Below are two versions of distributed Tensorflow code that (try to) implement a global counter that is stored on one parameter server and incremented by each of the workers (asynchronously).
Both versions seem to print the same thing, but I do not understand the reason for this. The difference between the versions is on two lines denoted by a comment, # NEW
.
When each worker runs Version 1, does the parameter server automatically store local_counter
tf.Variable
s for each worker?
In Version 2, I attempt to put each local_counter
tf.Variable
on the parameter server explicitly.
Does following Version 1 or Version 2 actually make a difference?
PS: I'm sure this is not the best way to manage a tf.Variable
shared among all instances, so I'd gladly take any advice on improvements. Thanks!
# Standard distributed Tensorflow boilerplate
# ...
elif FLAGS.job_name == 'worker':
TASK = FLAGS.task_index
with tf.device('/job:ps/task:0/cpu:0'):
with tf.variable_scope('global'):
global_counter = tf.Variable(0, name='global_counter',
trainable=False)
local_counter = tf.Variable(0, name='local_counter_{}'.format(TASK),
trainable=False)
init_op = tf.global_variables_initializer()
with tf.device('/job:worker/task:{}'.format(TASK)):
with tf.variable_scope('local'):
local_inc_op = local_counter.assign_add(1)
global_inc_op = global_counter.assign_add(1)
with tf.Session(server.target):
sess.run(init_op)
global_count = 0
while global_count < 1000:
sess.run([local_inc_op, global_inc_op])
local_count, global_count = sess.run([local_counter, global_counter])
print('Local {}, Global {}, worker-{}'.format(
local_count, global_count, TASK))
# Standard distributed Tensorflow boilerplate
# ...
elif FLAGS.job_name == 'worker':
NUM_WORKERS = len(worker_hosts)
TASK = FLAGS.task_index
with tf.device('/job:ps/task:0/cpu:0'):
with tf.variable_scope('global'):
global_counter = tf.Variable(0, name='global_counter',
trainable=False)
local_counters = [tf.Variable(0, name='local_counter_{}'.format(i),
trainable=False)
for i in range(NUM_WORKERS)] # NEW
init_op = tf.global_variables_initializer()
with tf.device('/job:worker/task:{}'.format(TASK)):
with tf.variable_scope('local'):
local_counter = local_counters[TASK] # NEW
local_inc_op = local_counter.assign_add(1)
global_inc_op = global_counter.assign_add(1)
with tf.Session(server.target):
sess.run(init_op)
global_count = 0
while global_count < 1000:
sess.run([local_inc_op, global_inc_op])
local_count, global_count = sess.run([local_counter, global_counter])
print('Local {}, Global {}, worker-{}'.format(
local_count, global_count, TASK))
I'm not sure I see much practical difference. In either case the local counters are created in the parameter service device
scope, so they'll live on the parameter server.
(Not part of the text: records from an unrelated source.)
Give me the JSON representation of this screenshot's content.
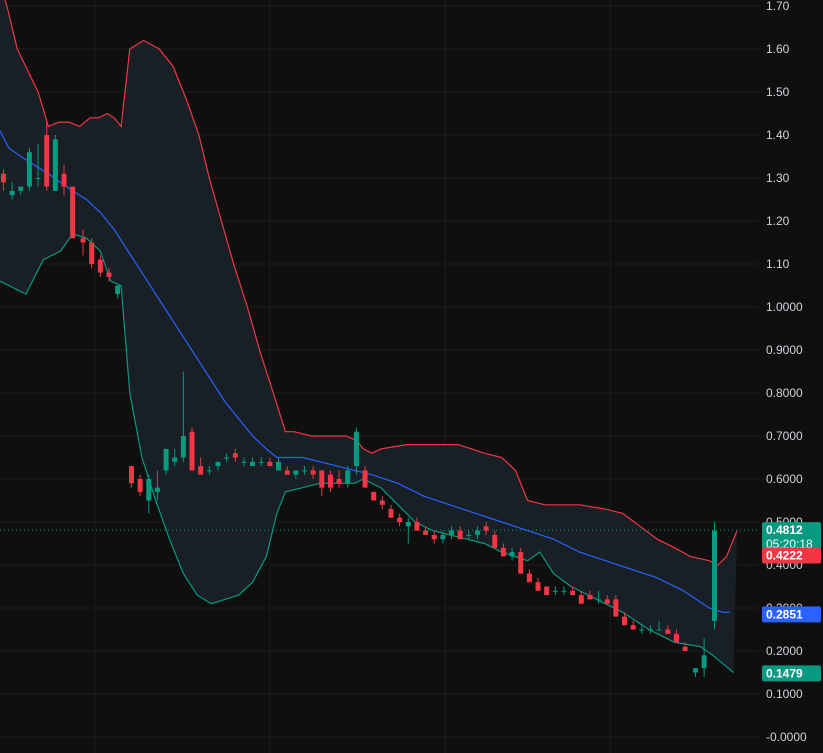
{
  "chart_data": {
    "type": "candlestick",
    "ylim": [
      0.0,
      1.7
    ],
    "y_ticks": [
      {
        "value": 1.7,
        "label": "1.70"
      },
      {
        "value": 1.6,
        "label": "1.60"
      },
      {
        "value": 1.5,
        "label": "1.50"
      },
      {
        "value": 1.4,
        "label": "1.40"
      },
      {
        "value": 1.3,
        "label": "1.30"
      },
      {
        "value": 1.2,
        "label": "1.20"
      },
      {
        "value": 1.1,
        "label": "1.10"
      },
      {
        "value": 1.0,
        "label": "1.0000"
      },
      {
        "value": 0.9,
        "label": "0.9000"
      },
      {
        "value": 0.8,
        "label": "0.8000"
      },
      {
        "value": 0.7,
        "label": "0.7000"
      },
      {
        "value": 0.6,
        "label": "0.6000"
      },
      {
        "value": 0.5,
        "label": "0.5000"
      },
      {
        "value": 0.4,
        "label": "0.4000"
      },
      {
        "value": 0.3,
        "label": "0.3000"
      },
      {
        "value": 0.2,
        "label": "0.2000"
      },
      {
        "value": 0.1,
        "label": "0.1000"
      },
      {
        "value": 0.0,
        "label": "-0.0000"
      }
    ],
    "price_badges": [
      {
        "value": 0.4812,
        "label": "0.4812",
        "sub": "05:20:18",
        "color": "#089981"
      },
      {
        "value": 0.4222,
        "label": "0.4222",
        "color": "#f23645"
      },
      {
        "value": 0.2851,
        "label": "0.2851",
        "color": "#2962ff"
      },
      {
        "value": 0.1479,
        "label": "0.1479",
        "color": "#089981"
      }
    ],
    "last_price": 0.4812,
    "colors": {
      "up": "#089981",
      "down": "#f23645",
      "upper_band": "#f23645",
      "basis": "#2962ff",
      "lower_band": "#089981",
      "band_fill": "#1a2229",
      "grid": "#1e1e1e",
      "background": "#0f0f0f"
    },
    "bands": {
      "upper": [
        [
          0,
          1.75
        ],
        [
          0.04,
          1.7
        ],
        [
          0.1,
          1.6
        ],
        [
          0.16,
          1.55
        ],
        [
          0.22,
          1.5
        ],
        [
          0.28,
          1.42
        ],
        [
          0.34,
          1.43
        ],
        [
          0.4,
          1.43
        ],
        [
          0.46,
          1.42
        ],
        [
          0.52,
          1.44
        ],
        [
          0.57,
          1.44
        ],
        [
          0.62,
          1.45
        ],
        [
          0.66,
          1.44
        ],
        [
          0.7,
          1.42
        ],
        [
          0.75,
          1.6
        ],
        [
          0.83,
          1.62
        ],
        [
          0.92,
          1.6
        ],
        [
          1.0,
          1.56
        ],
        [
          1.08,
          1.48
        ],
        [
          1.15,
          1.4
        ],
        [
          1.21,
          1.3
        ],
        [
          1.28,
          1.2
        ],
        [
          1.35,
          1.1
        ],
        [
          1.43,
          1.0
        ],
        [
          1.5,
          0.9
        ],
        [
          1.58,
          0.8
        ],
        [
          1.65,
          0.71
        ],
        [
          1.7,
          0.71
        ],
        [
          1.8,
          0.7
        ],
        [
          1.9,
          0.7
        ],
        [
          2.0,
          0.7
        ],
        [
          2.06,
          0.69
        ],
        [
          2.1,
          0.67
        ],
        [
          2.15,
          0.66
        ],
        [
          2.2,
          0.67
        ],
        [
          2.35,
          0.68
        ],
        [
          2.5,
          0.68
        ],
        [
          2.65,
          0.68
        ],
        [
          2.8,
          0.66
        ],
        [
          2.9,
          0.65
        ],
        [
          2.98,
          0.62
        ],
        [
          3.05,
          0.55
        ],
        [
          3.15,
          0.54
        ],
        [
          3.25,
          0.54
        ],
        [
          3.35,
          0.54
        ],
        [
          3.5,
          0.53
        ],
        [
          3.6,
          0.52
        ],
        [
          3.7,
          0.49
        ],
        [
          3.8,
          0.46
        ],
        [
          3.9,
          0.44
        ],
        [
          3.99,
          0.42
        ],
        [
          4.1,
          0.41
        ],
        [
          4.15,
          0.4
        ],
        [
          4.2,
          0.42
        ],
        [
          4.26,
          0.48
        ]
      ],
      "basis": [
        [
          0,
          1.41
        ],
        [
          0.05,
          1.37
        ],
        [
          0.12,
          1.35
        ],
        [
          0.2,
          1.33
        ],
        [
          0.28,
          1.31
        ],
        [
          0.35,
          1.29
        ],
        [
          0.42,
          1.27
        ],
        [
          0.5,
          1.25
        ],
        [
          0.58,
          1.22
        ],
        [
          0.66,
          1.18
        ],
        [
          0.74,
          1.13
        ],
        [
          0.82,
          1.08
        ],
        [
          0.9,
          1.03
        ],
        [
          0.98,
          0.98
        ],
        [
          1.06,
          0.93
        ],
        [
          1.14,
          0.88
        ],
        [
          1.22,
          0.83
        ],
        [
          1.3,
          0.78
        ],
        [
          1.38,
          0.74
        ],
        [
          1.46,
          0.7
        ],
        [
          1.54,
          0.67
        ],
        [
          1.6,
          0.65
        ],
        [
          1.65,
          0.65
        ],
        [
          1.75,
          0.65
        ],
        [
          1.85,
          0.64
        ],
        [
          1.95,
          0.63
        ],
        [
          2.05,
          0.62
        ],
        [
          2.15,
          0.61
        ],
        [
          2.3,
          0.59
        ],
        [
          2.45,
          0.56
        ],
        [
          2.6,
          0.54
        ],
        [
          2.75,
          0.52
        ],
        [
          2.9,
          0.5
        ],
        [
          3.05,
          0.48
        ],
        [
          3.2,
          0.46
        ],
        [
          3.35,
          0.43
        ],
        [
          3.5,
          0.41
        ],
        [
          3.65,
          0.39
        ],
        [
          3.8,
          0.37
        ],
        [
          3.95,
          0.34
        ],
        [
          4.1,
          0.3
        ],
        [
          4.18,
          0.29
        ],
        [
          4.22,
          0.29
        ]
      ],
      "lower": [
        [
          0,
          1.06
        ],
        [
          0.05,
          1.05
        ],
        [
          0.1,
          1.04
        ],
        [
          0.15,
          1.03
        ],
        [
          0.2,
          1.07
        ],
        [
          0.25,
          1.11
        ],
        [
          0.3,
          1.12
        ],
        [
          0.35,
          1.13
        ],
        [
          0.42,
          1.17
        ],
        [
          0.5,
          1.16
        ],
        [
          0.58,
          1.13
        ],
        [
          0.64,
          1.06
        ],
        [
          0.7,
          1.05
        ],
        [
          0.75,
          0.8
        ],
        [
          0.82,
          0.65
        ],
        [
          0.9,
          0.55
        ],
        [
          0.98,
          0.46
        ],
        [
          1.06,
          0.38
        ],
        [
          1.14,
          0.33
        ],
        [
          1.22,
          0.31
        ],
        [
          1.3,
          0.32
        ],
        [
          1.38,
          0.33
        ],
        [
          1.46,
          0.36
        ],
        [
          1.54,
          0.42
        ],
        [
          1.6,
          0.52
        ],
        [
          1.65,
          0.57
        ],
        [
          1.75,
          0.58
        ],
        [
          1.85,
          0.59
        ],
        [
          1.95,
          0.59
        ],
        [
          2.05,
          0.59
        ],
        [
          2.1,
          0.6
        ],
        [
          2.2,
          0.58
        ],
        [
          2.3,
          0.54
        ],
        [
          2.4,
          0.5
        ],
        [
          2.5,
          0.48
        ],
        [
          2.6,
          0.47
        ],
        [
          2.7,
          0.46
        ],
        [
          2.8,
          0.45
        ],
        [
          2.9,
          0.43
        ],
        [
          3.05,
          0.41
        ],
        [
          3.12,
          0.43
        ],
        [
          3.2,
          0.38
        ],
        [
          3.3,
          0.35
        ],
        [
          3.45,
          0.32
        ],
        [
          3.6,
          0.29
        ],
        [
          3.75,
          0.25
        ],
        [
          3.9,
          0.22
        ],
        [
          4.05,
          0.21
        ],
        [
          4.12,
          0.19
        ],
        [
          4.18,
          0.17
        ],
        [
          4.24,
          0.15
        ]
      ]
    },
    "candles": [
      [
        0.02,
        1.31,
        1.32,
        1.27,
        1.29
      ],
      [
        0.07,
        1.26,
        1.29,
        1.25,
        1.27
      ],
      [
        0.12,
        1.27,
        1.28,
        1.26,
        1.28
      ],
      [
        0.17,
        1.28,
        1.37,
        1.27,
        1.36
      ],
      [
        0.22,
        1.3,
        1.38,
        1.28,
        1.3
      ],
      [
        0.27,
        1.4,
        1.43,
        1.27,
        1.28
      ],
      [
        0.32,
        1.27,
        1.4,
        1.27,
        1.39
      ],
      [
        0.37,
        1.31,
        1.33,
        1.26,
        1.28
      ],
      [
        0.42,
        1.28,
        1.28,
        1.16,
        1.16
      ],
      [
        0.48,
        1.16,
        1.18,
        1.12,
        1.15
      ],
      [
        0.53,
        1.15,
        1.16,
        1.09,
        1.1
      ],
      [
        0.58,
        1.11,
        1.12,
        1.07,
        1.08
      ],
      [
        0.63,
        1.08,
        1.09,
        1.06,
        1.07
      ],
      [
        0.68,
        1.03,
        1.05,
        1.02,
        1.05
      ],
      [
        0.76,
        0.63,
        0.63,
        0.58,
        0.59
      ],
      [
        0.81,
        0.6,
        0.61,
        0.56,
        0.57
      ],
      [
        0.86,
        0.55,
        0.61,
        0.52,
        0.6
      ],
      [
        0.91,
        0.57,
        0.62,
        0.55,
        0.58
      ],
      [
        0.96,
        0.62,
        0.67,
        0.61,
        0.67
      ],
      [
        1.01,
        0.64,
        0.67,
        0.63,
        0.65
      ],
      [
        1.06,
        0.65,
        0.85,
        0.64,
        0.7
      ],
      [
        1.11,
        0.71,
        0.72,
        0.62,
        0.62
      ],
      [
        1.16,
        0.63,
        0.65,
        0.61,
        0.61
      ],
      [
        1.21,
        0.62,
        0.63,
        0.61,
        0.62
      ],
      [
        1.26,
        0.63,
        0.64,
        0.62,
        0.64
      ],
      [
        1.31,
        0.65,
        0.66,
        0.64,
        0.65
      ],
      [
        1.36,
        0.66,
        0.67,
        0.64,
        0.65
      ],
      [
        1.41,
        0.64,
        0.65,
        0.63,
        0.64
      ],
      [
        1.46,
        0.63,
        0.65,
        0.63,
        0.64
      ],
      [
        1.51,
        0.64,
        0.65,
        0.63,
        0.64
      ],
      [
        1.56,
        0.64,
        0.65,
        0.63,
        0.63
      ],
      [
        1.61,
        0.62,
        0.65,
        0.62,
        0.64
      ],
      [
        1.66,
        0.62,
        0.63,
        0.61,
        0.61
      ],
      [
        1.71,
        0.61,
        0.62,
        0.6,
        0.62
      ],
      [
        1.76,
        0.62,
        0.63,
        0.61,
        0.62
      ],
      [
        1.81,
        0.62,
        0.63,
        0.6,
        0.61
      ],
      [
        1.86,
        0.62,
        0.62,
        0.56,
        0.58
      ],
      [
        1.91,
        0.61,
        0.62,
        0.57,
        0.58
      ],
      [
        1.96,
        0.6,
        0.62,
        0.58,
        0.59
      ],
      [
        2.01,
        0.59,
        0.63,
        0.58,
        0.62
      ],
      [
        2.06,
        0.63,
        0.72,
        0.61,
        0.71
      ],
      [
        2.11,
        0.62,
        0.63,
        0.58,
        0.58
      ],
      [
        2.16,
        0.57,
        0.57,
        0.55,
        0.55
      ],
      [
        2.21,
        0.55,
        0.56,
        0.53,
        0.54
      ],
      [
        2.26,
        0.53,
        0.54,
        0.51,
        0.51
      ],
      [
        2.31,
        0.51,
        0.52,
        0.49,
        0.5
      ],
      [
        2.36,
        0.49,
        0.51,
        0.45,
        0.5
      ],
      [
        2.41,
        0.5,
        0.51,
        0.48,
        0.48
      ],
      [
        2.46,
        0.48,
        0.49,
        0.47,
        0.47
      ],
      [
        2.51,
        0.47,
        0.48,
        0.45,
        0.46
      ],
      [
        2.56,
        0.46,
        0.48,
        0.45,
        0.47
      ],
      [
        2.61,
        0.47,
        0.49,
        0.46,
        0.48
      ],
      [
        2.66,
        0.48,
        0.49,
        0.46,
        0.46
      ],
      [
        2.71,
        0.47,
        0.48,
        0.46,
        0.47
      ],
      [
        2.76,
        0.47,
        0.49,
        0.46,
        0.48
      ],
      [
        2.81,
        0.49,
        0.5,
        0.47,
        0.48
      ],
      [
        2.86,
        0.47,
        0.48,
        0.44,
        0.44
      ],
      [
        2.91,
        0.44,
        0.45,
        0.42,
        0.42
      ],
      [
        2.96,
        0.42,
        0.44,
        0.41,
        0.43
      ],
      [
        3.01,
        0.43,
        0.44,
        0.38,
        0.38
      ],
      [
        3.06,
        0.38,
        0.39,
        0.36,
        0.36
      ],
      [
        3.11,
        0.36,
        0.37,
        0.34,
        0.34
      ],
      [
        3.16,
        0.35,
        0.35,
        0.33,
        0.33
      ],
      [
        3.21,
        0.34,
        0.35,
        0.33,
        0.34
      ],
      [
        3.26,
        0.34,
        0.35,
        0.33,
        0.34
      ],
      [
        3.31,
        0.34,
        0.35,
        0.33,
        0.33
      ],
      [
        3.36,
        0.33,
        0.34,
        0.31,
        0.31
      ],
      [
        3.41,
        0.33,
        0.34,
        0.32,
        0.32
      ],
      [
        3.46,
        0.32,
        0.34,
        0.31,
        0.32
      ],
      [
        3.51,
        0.32,
        0.33,
        0.31,
        0.31
      ],
      [
        3.56,
        0.32,
        0.33,
        0.28,
        0.28
      ],
      [
        3.61,
        0.28,
        0.29,
        0.26,
        0.26
      ],
      [
        3.66,
        0.26,
        0.27,
        0.25,
        0.25
      ],
      [
        3.71,
        0.25,
        0.26,
        0.24,
        0.25
      ],
      [
        3.76,
        0.25,
        0.26,
        0.24,
        0.25
      ],
      [
        3.81,
        0.25,
        0.27,
        0.25,
        0.25
      ],
      [
        3.86,
        0.25,
        0.26,
        0.24,
        0.24
      ],
      [
        3.91,
        0.24,
        0.25,
        0.22,
        0.22
      ],
      [
        3.96,
        0.21,
        0.22,
        0.2,
        0.2
      ],
      [
        4.02,
        0.15,
        0.16,
        0.14,
        0.16
      ],
      [
        4.07,
        0.16,
        0.23,
        0.14,
        0.19
      ],
      [
        4.13,
        0.27,
        0.5,
        0.25,
        0.48
      ]
    ]
  }
}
In Version 1 each worker's graph contains only its local counter, whereas each worker's graph contains all of the local counters in Version 2 (but the workers still only interact with their own counters, and the variables themselves still live on the parameter server).
So to answer explicitly, yes you can store variables which don't exist in the parameter server's graph on the parameter server. Basically there's a hash table on the parameter server (the ResourceMgr) which can store arbitrary variable names/values.
To automatically put variables on parameter server(s), tf.train.replica_device_setter can help reduce boilerplate.